On 13.06.2012 17:56, William Seligman wrote:
> A data point:
> On my cluster, I have two dedicated direct-link cables between the two nodes,
> one for DRBD traffic, the other for corosync/pacemaker traffic. Roughly once per
> week, I get a "link down" messages on one of the nodes:

A) use several communication-rings in corosync. We use one on the
regular user-network and a second on the storage-network. One fails, no
problem, corosync doesn't sense a need to fence something.
B) use bonded/bridged interfaces for the storage-connection. We
currently have our storage-network aka vlan17 as vlan on eth0 of all the
servers and untagged on eth1, using a bond with active-backup mode where
eth1 is the primary and vlan17 the backup.
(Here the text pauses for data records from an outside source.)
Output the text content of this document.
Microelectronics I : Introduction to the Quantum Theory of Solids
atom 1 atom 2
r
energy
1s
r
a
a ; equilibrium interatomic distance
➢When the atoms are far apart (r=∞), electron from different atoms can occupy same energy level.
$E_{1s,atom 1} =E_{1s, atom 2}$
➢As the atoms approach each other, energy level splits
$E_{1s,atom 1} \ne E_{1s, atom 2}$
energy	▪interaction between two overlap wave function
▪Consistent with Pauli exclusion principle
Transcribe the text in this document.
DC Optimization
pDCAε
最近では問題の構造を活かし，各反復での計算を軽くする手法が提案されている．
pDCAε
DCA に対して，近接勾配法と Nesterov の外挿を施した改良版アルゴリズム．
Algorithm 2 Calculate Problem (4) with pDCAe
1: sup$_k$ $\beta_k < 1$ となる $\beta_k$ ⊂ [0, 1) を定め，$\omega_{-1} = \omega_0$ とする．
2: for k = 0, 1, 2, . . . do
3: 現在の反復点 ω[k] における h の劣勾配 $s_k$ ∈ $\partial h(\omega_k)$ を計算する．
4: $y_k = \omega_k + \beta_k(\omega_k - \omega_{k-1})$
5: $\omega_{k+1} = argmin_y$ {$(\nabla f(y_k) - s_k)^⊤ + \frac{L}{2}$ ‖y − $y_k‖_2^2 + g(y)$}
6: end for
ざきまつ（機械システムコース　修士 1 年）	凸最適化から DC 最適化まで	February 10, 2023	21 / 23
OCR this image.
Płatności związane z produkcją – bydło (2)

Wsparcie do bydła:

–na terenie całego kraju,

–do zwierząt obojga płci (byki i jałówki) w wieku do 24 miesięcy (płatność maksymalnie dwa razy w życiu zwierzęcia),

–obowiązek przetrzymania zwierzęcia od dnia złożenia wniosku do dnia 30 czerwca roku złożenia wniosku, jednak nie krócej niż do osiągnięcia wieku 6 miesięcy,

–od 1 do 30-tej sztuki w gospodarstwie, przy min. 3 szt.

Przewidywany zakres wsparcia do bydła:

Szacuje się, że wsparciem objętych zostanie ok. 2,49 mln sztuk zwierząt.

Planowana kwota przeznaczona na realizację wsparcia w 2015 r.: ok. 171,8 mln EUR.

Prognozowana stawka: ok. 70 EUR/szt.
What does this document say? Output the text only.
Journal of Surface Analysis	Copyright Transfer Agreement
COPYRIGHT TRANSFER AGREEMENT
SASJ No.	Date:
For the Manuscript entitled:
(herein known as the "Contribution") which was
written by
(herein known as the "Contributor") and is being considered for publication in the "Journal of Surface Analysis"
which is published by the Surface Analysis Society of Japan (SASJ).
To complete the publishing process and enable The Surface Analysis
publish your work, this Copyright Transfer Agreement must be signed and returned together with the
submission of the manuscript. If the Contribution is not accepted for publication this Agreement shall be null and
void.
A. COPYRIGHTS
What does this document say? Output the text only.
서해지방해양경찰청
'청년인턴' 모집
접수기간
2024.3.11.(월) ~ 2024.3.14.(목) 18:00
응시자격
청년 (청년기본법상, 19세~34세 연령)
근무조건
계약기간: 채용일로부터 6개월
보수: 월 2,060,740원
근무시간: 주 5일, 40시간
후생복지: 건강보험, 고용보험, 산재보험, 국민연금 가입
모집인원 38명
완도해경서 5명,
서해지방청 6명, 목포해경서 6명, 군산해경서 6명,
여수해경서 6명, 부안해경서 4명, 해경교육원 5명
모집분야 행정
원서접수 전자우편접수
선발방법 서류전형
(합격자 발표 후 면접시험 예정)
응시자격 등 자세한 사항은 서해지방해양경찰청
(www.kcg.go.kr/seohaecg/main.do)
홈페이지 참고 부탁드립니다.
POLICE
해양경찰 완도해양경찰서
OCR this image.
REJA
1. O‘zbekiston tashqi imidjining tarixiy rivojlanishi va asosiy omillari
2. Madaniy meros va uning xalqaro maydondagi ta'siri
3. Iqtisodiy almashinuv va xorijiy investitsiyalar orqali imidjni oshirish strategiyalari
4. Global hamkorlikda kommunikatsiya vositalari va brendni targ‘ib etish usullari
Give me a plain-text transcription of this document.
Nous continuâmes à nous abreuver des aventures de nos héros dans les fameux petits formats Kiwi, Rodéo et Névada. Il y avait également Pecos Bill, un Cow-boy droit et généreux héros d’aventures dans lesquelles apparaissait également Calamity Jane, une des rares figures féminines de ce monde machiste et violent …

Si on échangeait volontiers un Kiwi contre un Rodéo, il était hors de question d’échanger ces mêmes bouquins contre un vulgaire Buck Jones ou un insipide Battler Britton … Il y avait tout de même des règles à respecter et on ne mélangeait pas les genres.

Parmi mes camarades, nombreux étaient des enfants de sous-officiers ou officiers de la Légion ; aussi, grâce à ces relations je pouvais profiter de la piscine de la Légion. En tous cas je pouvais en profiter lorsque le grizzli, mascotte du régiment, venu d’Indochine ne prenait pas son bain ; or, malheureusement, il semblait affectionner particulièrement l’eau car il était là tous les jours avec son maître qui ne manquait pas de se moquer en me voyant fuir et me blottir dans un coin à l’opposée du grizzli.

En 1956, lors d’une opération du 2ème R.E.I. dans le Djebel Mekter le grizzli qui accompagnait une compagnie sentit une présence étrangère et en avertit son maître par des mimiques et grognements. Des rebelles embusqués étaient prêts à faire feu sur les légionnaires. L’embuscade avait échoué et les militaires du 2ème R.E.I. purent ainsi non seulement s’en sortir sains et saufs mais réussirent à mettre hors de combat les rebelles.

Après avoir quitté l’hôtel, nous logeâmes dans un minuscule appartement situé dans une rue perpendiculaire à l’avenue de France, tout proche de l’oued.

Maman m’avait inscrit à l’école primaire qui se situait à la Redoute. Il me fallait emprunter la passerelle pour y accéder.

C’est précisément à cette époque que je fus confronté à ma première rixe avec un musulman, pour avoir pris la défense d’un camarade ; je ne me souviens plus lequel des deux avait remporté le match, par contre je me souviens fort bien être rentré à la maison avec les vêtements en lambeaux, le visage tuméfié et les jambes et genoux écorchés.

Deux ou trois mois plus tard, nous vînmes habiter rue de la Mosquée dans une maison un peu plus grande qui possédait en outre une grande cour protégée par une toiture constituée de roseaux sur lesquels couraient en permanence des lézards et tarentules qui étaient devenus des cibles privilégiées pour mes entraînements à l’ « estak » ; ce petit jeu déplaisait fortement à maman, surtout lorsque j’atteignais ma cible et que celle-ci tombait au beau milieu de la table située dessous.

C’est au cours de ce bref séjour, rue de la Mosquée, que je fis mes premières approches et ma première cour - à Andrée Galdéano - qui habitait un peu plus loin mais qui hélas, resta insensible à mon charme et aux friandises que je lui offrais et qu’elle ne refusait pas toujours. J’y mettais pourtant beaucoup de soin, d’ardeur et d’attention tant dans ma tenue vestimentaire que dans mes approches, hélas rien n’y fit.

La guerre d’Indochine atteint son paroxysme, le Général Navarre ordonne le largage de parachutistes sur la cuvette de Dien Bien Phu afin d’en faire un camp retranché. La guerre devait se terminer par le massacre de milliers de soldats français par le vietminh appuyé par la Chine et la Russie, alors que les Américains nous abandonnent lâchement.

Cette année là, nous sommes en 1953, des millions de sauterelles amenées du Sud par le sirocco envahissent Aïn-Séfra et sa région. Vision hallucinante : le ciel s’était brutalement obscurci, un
With these two I didn't even realize my boss unplugged the
network-cables of one of our servers one by one. Neither did drbd feel
any glitch nor did the cluster feel a need to move/kill/fence anything.
And a 5 second hang for the x2go-sessions on one of the machines doesn't
matter when everyone is on break.

I haven't yet figured out how to build the bridges/bonds when all the
servers have 4 nics. But that isn't a real problem until I also did
functionality tests with two (or three) new switches.
I think I will do one bridge of two ports with rstp for the normal user
network and one bridge of two ports with rstp for the storage-network.
Then skip the active-backup bonding and see that rstp manages to find
the paths. Of course this wouldn't necessarily improve throughput
between two nodes, but throughput from one node to two nodes would
probably be higher.
Or I extend my current setup and instead of eth0 and eth1 I use one pair
of bonded ports each. Which would give me a total of three bonds per
server, two one of the 'real' modes and one in active-backup mode...

Well, lets see.